Eighty percent of the province's fishing boats will also be replaced, saving up to 10 percent of current fuel costs.

No figures have been released about the cost of the project, which is expected to be paid for by the provincial government to increase output and improve competitiveness.

The province also aims to create 2 million square meters of fish breeding grounds by 2010 using recycled water and liquid oxygen.
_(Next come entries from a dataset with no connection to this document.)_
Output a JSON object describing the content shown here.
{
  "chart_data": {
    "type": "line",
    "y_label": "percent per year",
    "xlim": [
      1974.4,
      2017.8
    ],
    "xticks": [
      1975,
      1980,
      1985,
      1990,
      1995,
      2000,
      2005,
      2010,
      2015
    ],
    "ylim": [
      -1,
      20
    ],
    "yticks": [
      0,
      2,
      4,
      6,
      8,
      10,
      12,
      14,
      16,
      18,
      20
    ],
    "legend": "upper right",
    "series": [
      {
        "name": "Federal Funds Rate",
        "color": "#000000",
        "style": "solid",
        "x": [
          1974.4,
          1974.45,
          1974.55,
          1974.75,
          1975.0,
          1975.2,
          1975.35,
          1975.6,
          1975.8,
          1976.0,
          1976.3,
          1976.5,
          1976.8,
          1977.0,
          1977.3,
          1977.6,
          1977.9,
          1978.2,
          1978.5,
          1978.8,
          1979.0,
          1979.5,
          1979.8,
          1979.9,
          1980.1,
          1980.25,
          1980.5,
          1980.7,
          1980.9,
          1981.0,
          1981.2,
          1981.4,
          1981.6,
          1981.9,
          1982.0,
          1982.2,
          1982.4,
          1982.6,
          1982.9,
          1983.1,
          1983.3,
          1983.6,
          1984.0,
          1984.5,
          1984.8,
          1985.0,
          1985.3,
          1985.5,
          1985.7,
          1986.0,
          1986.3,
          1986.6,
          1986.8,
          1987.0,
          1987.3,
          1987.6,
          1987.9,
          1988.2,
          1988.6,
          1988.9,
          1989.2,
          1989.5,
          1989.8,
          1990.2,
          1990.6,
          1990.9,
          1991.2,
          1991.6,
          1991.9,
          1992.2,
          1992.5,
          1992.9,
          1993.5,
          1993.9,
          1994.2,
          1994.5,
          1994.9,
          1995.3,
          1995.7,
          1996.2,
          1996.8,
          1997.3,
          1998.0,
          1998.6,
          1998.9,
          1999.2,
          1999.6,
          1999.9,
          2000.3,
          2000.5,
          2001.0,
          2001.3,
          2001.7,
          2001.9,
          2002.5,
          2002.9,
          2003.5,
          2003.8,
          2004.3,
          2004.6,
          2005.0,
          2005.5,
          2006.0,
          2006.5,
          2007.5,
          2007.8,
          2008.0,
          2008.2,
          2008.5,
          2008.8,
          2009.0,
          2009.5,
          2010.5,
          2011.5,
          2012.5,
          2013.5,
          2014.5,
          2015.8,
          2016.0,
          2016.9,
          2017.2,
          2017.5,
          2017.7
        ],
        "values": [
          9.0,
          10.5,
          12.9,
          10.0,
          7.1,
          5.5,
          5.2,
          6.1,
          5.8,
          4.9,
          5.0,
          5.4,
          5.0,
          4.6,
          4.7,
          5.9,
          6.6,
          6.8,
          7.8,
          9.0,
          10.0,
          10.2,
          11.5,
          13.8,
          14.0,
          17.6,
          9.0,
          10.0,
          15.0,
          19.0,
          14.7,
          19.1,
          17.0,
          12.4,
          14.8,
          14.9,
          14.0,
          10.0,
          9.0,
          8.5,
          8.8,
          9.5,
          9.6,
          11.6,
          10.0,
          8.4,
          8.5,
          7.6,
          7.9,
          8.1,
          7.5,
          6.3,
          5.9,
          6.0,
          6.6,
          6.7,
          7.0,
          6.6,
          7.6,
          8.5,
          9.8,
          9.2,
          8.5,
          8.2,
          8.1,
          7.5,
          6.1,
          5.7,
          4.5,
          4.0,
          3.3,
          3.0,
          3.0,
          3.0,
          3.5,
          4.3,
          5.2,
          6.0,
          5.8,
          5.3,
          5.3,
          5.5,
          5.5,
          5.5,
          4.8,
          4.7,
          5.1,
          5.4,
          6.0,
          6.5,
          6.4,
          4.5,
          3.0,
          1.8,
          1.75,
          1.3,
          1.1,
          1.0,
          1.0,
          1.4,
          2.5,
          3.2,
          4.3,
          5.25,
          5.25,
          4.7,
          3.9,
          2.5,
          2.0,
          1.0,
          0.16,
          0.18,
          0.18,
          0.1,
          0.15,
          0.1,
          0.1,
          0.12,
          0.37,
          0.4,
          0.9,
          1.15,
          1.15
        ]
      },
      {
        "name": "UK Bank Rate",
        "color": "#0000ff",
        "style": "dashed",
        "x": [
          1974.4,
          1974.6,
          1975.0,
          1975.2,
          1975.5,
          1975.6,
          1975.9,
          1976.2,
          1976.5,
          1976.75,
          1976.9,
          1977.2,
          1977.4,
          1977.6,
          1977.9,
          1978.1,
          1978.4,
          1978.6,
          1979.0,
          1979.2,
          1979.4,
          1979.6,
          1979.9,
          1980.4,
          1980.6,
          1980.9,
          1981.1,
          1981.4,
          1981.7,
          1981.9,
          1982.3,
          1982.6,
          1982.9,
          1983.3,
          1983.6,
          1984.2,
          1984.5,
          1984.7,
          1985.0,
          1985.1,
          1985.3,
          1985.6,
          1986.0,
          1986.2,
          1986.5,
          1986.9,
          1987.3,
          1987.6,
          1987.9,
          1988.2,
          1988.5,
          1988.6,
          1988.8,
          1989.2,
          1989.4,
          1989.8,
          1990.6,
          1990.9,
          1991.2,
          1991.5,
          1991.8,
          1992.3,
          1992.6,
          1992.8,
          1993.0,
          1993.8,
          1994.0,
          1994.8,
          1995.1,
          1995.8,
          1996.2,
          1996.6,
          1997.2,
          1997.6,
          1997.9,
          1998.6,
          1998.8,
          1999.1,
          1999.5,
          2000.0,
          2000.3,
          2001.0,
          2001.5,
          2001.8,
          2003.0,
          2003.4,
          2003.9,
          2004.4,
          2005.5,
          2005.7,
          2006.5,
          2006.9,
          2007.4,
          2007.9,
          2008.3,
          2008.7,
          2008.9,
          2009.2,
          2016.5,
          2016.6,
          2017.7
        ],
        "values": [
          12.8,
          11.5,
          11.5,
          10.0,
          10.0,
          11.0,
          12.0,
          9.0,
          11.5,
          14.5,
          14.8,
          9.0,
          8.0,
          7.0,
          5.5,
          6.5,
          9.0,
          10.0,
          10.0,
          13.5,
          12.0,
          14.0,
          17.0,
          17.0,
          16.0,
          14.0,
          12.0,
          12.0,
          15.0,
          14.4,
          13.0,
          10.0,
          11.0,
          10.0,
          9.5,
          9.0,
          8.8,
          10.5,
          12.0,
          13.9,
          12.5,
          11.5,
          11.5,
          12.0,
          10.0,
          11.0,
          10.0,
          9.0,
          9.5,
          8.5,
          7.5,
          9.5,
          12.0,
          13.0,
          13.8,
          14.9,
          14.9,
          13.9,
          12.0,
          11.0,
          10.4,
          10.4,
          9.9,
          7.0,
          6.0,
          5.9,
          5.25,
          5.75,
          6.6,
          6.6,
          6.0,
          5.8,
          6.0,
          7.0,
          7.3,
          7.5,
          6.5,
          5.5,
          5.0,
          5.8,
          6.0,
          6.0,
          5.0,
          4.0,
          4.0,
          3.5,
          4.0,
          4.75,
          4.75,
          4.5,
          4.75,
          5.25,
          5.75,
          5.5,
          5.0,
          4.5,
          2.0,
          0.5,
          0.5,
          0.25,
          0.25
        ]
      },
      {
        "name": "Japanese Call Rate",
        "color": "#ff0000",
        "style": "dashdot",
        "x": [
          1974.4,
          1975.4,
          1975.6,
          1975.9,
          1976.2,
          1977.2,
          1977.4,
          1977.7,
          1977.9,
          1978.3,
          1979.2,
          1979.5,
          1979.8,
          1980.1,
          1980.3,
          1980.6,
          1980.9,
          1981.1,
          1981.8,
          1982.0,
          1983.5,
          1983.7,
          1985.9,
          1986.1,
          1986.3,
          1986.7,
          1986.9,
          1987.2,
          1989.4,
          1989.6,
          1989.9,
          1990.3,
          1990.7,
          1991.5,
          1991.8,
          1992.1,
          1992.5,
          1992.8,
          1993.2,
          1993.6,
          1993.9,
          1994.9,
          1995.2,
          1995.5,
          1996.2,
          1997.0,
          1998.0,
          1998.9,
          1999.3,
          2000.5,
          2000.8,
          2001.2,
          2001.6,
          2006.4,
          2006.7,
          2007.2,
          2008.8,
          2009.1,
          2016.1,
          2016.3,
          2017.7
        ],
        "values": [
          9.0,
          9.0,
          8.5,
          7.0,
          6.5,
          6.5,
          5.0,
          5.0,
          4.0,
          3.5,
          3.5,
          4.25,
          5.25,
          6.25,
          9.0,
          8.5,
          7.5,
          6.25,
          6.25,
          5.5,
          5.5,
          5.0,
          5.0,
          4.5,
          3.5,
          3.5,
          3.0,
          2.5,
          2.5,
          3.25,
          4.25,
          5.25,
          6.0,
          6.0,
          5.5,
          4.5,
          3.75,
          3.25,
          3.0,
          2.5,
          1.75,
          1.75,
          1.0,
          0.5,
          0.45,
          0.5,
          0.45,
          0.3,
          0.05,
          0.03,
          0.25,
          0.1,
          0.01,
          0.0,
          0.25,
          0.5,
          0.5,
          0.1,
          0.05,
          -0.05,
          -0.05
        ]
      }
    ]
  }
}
Water renewal will be reduced to two or three times a week, saving 1.3 billion cubic meters of water and 300 million kilowatt-hours of electricity, compared to 2.25 billion cubic meters of water per year and 500 million kilowatt-hours of electricity per week now.

Shandong province will also implement an ocean pollution control policy by 2010, controlling discharges to within 150 thousand tons.

The province has almost one-sixth of China's coastline at 3,120 kilometers and 150,000 square kilometers of inshore fishing grounds producing $7 billion of seafood last year, almost 19 percent of China's ocean-related gross domestic product.

At the other end of the country, officials are investigating fish deaths in Beihai Bay, Guangxi Dong Autonomous region.

Reports late last week said 50 kilograms of elephant nose whorl had been found together with fish rotting beneath Guantou mountain. The discovery again raised concerns that China's water pollution continues to be serious.

According to the official report from China Ocean Bureau in 2007, one quarter of China's inshore waters are seriously polluted, with 80 percent of the pollution due to industrial wastewater.